There has been a "dramatic decline" in Britain's Christian identity...
The value of direct debts and standing orders received by Church of England parishes has fallen for the first time since records began.
The amount of regular giving declined by £1.35 million - or 0.4 per cent - between 2015 and 2016, from £337.5 million to £336.15 million, leaders meeting in York have been told.
Addressing members of the Church's governing body, General Synod, the chair of the Archbishop Council's financial committee, John Spence, said the way younger people give to the church is changing.
During a meeting in York, he was quoted by The Times as saying: "The numbers of people in our 'planned giving' scheme have declined by 13 per cent since 2010 [but] individual commitments have grown by 27 per cent, allowing the overall sum to rise by ten per cent.

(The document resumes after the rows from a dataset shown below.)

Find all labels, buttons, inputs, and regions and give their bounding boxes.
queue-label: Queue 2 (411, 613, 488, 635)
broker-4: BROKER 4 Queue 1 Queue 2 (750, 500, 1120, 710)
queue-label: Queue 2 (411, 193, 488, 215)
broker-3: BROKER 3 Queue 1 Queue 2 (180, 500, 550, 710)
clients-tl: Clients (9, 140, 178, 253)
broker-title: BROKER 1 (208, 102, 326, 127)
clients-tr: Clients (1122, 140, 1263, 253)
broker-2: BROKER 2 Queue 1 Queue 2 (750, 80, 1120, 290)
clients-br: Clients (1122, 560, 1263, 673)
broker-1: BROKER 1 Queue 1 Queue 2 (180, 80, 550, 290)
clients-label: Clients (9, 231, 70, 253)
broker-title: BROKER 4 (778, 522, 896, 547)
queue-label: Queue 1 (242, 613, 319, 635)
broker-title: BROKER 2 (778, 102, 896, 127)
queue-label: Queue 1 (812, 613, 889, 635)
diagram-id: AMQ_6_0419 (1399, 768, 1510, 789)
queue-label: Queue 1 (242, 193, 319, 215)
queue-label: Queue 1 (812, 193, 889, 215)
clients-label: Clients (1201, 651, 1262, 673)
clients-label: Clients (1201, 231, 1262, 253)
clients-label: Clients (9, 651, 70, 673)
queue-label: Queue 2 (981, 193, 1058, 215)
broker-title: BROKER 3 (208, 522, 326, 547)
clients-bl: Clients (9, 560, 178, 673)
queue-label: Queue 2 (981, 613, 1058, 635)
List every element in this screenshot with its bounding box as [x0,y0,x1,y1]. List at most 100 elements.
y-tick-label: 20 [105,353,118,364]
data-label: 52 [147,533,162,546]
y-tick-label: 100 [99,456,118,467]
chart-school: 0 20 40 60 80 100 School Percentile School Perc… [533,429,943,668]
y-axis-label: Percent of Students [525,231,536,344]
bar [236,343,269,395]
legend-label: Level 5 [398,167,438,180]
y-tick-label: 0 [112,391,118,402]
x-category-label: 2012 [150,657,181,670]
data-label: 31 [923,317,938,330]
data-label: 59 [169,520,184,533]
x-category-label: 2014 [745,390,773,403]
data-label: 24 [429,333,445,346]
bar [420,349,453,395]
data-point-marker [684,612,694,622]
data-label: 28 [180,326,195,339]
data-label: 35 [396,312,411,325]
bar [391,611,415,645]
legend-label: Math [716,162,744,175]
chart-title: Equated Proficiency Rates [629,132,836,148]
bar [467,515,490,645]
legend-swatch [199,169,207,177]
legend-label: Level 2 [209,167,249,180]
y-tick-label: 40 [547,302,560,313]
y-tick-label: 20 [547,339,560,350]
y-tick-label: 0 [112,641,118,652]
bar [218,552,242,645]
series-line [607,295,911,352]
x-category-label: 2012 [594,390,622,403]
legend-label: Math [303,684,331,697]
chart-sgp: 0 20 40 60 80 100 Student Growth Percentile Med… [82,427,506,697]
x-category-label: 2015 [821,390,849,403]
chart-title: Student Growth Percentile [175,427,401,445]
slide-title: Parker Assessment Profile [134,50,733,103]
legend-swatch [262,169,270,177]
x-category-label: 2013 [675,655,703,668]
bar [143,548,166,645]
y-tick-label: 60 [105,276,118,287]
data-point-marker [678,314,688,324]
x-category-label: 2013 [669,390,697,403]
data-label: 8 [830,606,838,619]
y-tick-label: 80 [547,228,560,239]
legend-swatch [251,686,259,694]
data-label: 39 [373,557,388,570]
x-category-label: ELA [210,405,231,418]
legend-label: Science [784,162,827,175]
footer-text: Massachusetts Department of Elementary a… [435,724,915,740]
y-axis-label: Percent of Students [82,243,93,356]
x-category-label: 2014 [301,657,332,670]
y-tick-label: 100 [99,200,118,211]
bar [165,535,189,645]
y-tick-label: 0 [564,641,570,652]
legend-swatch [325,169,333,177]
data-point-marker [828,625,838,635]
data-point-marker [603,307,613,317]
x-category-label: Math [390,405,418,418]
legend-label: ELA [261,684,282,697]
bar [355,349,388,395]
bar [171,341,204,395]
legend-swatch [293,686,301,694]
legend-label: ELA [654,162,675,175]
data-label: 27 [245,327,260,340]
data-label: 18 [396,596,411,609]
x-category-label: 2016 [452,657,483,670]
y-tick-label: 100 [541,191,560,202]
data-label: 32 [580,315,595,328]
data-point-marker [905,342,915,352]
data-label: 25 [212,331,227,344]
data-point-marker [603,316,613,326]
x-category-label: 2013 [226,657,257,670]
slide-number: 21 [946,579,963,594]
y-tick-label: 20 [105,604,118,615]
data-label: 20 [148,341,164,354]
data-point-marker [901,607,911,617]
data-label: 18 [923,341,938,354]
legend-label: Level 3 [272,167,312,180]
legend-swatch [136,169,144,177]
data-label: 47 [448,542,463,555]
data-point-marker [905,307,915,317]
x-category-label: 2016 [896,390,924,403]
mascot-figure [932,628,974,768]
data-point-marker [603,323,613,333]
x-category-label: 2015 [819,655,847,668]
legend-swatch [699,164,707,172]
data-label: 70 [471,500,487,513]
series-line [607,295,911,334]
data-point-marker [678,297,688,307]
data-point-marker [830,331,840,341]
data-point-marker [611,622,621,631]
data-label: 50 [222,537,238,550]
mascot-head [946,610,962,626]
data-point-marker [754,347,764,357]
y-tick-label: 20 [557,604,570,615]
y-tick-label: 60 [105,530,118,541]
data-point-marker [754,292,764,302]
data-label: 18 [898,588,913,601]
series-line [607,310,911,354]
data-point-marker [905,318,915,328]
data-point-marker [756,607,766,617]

"But in 2016, for the first time, the total coming out of planned giving declined.
"Planned giving is not the way that young generations operate."
General Synod member, Canon Jonathan Ford told Premier's Inspirational Breakfast it was unrealistic to expect younger people to be able to give as much money to the Church as previous generations have.
He explained: "We actually had a millennial [younger person] taking part in that debate who told us about the fact that she doesn't give very much because, actually, she isn't earning because she's doing all this other stuff.
"What she does do is a huge amount of voluntary work but, as soon as she does start earning, she does start giving.
"Millennials not giving [to the Church] is to do with the fact many of them coming out of university in debt and then they get internship jobs which are little more than sandwiches and soup - in terms of payment - and they probably have to do five or six before they actually get a job.
Records for regular giving have been kept since 1990.